Finalize the conceptual marsh units.
a) Add field "COLORID" to cycle through integers from 0 to 9 to be used for coloring the marsh units. This field is used for display purposes only to distinguish between each marsh unit.
b) Add field "FLG" to flag anomalous marsh units based on absence of vegetation, elevation and surface area. The flags are calculated in their respective shapefile (i.e., elevation flags are calculated in the elevation shapefile). Set FLG to (-1) no vegetated area in the marsh unit; (-10) marsh unit elevation higher than the 99.8 percentile; (-100) marsh unit elevation less than 0.2 percentile; (-200) greater than 25 percent of the marsh unit elevation is hydro-flattened; (-1000) marsh unit surface area less than 900 m^2; and (0) no flag. Combination of negative values indicates a combination of flags. For example, -1001 indicates no vegetated area and area less than 900 m^2.

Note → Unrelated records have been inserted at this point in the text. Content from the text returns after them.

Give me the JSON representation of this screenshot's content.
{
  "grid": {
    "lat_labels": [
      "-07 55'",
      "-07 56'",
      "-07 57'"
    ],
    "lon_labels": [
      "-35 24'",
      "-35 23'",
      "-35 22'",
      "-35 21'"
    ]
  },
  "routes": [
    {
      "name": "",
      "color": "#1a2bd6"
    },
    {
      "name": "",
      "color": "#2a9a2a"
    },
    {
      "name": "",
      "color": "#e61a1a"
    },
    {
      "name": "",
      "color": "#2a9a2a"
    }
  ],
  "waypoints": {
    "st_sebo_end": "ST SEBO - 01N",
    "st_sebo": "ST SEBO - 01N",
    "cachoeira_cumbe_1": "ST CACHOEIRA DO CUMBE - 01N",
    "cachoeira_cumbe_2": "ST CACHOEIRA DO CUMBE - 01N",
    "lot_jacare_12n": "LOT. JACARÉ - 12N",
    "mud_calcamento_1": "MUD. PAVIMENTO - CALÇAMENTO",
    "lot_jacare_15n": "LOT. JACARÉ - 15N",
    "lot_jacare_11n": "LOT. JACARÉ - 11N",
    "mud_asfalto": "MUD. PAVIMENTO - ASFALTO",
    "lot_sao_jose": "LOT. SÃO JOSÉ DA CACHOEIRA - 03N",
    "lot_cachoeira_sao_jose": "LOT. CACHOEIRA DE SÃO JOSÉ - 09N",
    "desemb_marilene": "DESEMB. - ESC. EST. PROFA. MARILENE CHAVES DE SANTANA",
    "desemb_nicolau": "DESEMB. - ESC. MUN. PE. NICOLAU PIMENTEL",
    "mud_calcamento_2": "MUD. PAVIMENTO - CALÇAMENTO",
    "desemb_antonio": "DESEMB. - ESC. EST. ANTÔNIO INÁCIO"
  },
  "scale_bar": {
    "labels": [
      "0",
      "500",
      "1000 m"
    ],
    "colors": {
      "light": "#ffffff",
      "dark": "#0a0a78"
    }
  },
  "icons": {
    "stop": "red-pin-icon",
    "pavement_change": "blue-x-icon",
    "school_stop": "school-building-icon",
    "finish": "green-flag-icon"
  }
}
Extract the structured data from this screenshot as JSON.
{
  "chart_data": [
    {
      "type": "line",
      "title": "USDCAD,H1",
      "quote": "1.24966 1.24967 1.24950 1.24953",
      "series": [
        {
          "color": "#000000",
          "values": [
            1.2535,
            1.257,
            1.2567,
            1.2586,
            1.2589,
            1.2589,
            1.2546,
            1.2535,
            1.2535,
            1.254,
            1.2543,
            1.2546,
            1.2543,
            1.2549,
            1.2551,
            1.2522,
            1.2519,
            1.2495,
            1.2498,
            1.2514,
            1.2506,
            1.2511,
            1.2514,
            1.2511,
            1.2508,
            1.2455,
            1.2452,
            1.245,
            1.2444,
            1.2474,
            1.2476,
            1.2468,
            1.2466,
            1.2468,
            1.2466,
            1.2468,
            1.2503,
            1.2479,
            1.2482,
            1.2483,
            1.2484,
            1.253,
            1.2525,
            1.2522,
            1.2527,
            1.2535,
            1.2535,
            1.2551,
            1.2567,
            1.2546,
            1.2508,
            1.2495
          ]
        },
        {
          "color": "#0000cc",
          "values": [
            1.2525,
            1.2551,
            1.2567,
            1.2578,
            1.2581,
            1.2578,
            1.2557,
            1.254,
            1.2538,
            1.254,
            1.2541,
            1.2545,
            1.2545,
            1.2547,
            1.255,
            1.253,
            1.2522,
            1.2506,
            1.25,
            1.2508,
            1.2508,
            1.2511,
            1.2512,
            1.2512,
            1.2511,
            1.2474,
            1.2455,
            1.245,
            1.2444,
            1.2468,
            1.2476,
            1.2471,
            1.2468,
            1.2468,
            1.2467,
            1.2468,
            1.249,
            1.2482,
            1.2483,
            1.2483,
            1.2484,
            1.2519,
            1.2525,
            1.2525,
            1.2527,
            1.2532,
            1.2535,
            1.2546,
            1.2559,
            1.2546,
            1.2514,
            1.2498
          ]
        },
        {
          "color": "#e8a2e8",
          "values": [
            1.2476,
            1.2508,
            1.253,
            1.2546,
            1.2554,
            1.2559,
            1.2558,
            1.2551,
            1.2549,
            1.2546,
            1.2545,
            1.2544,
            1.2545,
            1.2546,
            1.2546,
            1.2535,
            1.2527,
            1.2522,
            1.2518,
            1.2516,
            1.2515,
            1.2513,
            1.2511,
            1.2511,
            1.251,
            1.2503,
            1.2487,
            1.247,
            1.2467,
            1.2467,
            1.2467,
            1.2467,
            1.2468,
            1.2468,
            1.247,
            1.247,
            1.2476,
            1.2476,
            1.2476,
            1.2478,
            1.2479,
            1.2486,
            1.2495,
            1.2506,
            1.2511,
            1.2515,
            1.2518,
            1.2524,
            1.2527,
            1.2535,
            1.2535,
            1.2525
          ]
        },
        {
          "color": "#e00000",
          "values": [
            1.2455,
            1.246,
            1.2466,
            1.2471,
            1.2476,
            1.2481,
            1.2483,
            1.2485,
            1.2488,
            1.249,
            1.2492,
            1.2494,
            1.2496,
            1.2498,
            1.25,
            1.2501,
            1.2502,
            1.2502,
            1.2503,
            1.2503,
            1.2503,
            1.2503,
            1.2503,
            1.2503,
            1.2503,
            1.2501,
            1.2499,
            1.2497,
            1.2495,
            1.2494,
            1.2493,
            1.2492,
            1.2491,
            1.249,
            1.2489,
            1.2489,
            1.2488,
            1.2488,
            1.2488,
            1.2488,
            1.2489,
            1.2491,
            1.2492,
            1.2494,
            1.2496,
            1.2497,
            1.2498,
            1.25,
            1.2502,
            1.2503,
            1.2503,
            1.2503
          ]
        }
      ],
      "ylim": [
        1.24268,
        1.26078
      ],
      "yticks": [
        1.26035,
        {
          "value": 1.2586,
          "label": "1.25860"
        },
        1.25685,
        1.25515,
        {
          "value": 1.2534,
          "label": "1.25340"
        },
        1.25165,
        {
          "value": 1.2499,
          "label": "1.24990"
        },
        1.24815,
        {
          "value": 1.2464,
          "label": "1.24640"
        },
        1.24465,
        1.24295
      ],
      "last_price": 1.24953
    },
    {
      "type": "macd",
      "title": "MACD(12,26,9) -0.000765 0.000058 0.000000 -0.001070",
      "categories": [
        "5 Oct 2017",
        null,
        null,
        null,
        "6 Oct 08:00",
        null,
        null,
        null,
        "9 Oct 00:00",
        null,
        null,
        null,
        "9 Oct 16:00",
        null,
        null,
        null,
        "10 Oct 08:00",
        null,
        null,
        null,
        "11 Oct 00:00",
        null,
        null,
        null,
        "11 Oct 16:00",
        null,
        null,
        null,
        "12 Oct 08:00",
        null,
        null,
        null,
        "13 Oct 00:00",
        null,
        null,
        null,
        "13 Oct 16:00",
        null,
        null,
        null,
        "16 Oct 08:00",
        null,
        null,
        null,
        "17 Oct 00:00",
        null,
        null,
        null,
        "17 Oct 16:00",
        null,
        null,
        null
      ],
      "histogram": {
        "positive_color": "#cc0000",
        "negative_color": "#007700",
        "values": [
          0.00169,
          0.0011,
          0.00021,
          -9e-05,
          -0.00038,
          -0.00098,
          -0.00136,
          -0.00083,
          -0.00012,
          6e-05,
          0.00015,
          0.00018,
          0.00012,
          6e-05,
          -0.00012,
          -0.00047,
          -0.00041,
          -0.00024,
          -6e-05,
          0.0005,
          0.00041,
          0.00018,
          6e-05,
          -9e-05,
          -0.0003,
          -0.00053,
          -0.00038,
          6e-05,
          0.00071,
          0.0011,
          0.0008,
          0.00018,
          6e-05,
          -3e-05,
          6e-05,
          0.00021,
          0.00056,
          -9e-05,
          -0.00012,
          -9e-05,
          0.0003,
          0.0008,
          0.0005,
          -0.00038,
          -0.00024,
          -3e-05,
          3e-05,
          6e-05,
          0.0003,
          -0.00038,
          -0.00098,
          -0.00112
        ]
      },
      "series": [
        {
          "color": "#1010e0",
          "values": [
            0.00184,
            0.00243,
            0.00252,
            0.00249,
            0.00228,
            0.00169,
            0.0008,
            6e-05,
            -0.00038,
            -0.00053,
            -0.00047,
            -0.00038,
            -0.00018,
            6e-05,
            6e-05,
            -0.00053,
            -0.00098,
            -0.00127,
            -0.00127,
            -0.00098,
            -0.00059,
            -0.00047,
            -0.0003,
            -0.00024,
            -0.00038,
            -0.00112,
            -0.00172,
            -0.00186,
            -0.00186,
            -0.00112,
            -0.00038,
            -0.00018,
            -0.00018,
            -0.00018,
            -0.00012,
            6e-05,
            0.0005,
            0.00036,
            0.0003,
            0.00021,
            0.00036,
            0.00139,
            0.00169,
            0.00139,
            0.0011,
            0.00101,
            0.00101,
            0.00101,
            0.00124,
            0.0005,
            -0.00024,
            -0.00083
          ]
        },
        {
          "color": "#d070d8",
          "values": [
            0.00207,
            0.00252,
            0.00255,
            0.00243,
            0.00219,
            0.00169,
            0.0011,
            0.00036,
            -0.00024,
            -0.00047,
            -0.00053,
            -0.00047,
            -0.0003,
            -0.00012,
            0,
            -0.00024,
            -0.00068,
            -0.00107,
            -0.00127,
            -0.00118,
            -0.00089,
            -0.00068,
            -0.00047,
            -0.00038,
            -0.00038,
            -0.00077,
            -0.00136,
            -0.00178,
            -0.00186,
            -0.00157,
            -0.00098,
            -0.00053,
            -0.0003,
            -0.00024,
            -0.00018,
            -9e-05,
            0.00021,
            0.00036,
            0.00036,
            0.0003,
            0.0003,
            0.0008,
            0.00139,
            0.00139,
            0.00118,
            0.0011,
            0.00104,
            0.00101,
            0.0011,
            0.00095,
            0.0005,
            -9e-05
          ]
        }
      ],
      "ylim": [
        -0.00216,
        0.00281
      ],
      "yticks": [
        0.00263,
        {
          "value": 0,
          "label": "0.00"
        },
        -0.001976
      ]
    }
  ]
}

c) Rearrange field names and change the projection for better performance of web services with online base maps. PROJECT(Input coordinate system=NAD 1983 UTM Zone 18N; Output coordinate system=WGS 1984 Web Mercator Auxiliary Sphere; Geographic transformation=WGS 1984 (ITRF00) to NAD 1983) the feature dataset to obtain the final conceptual marsh units [CMU_BW.shp].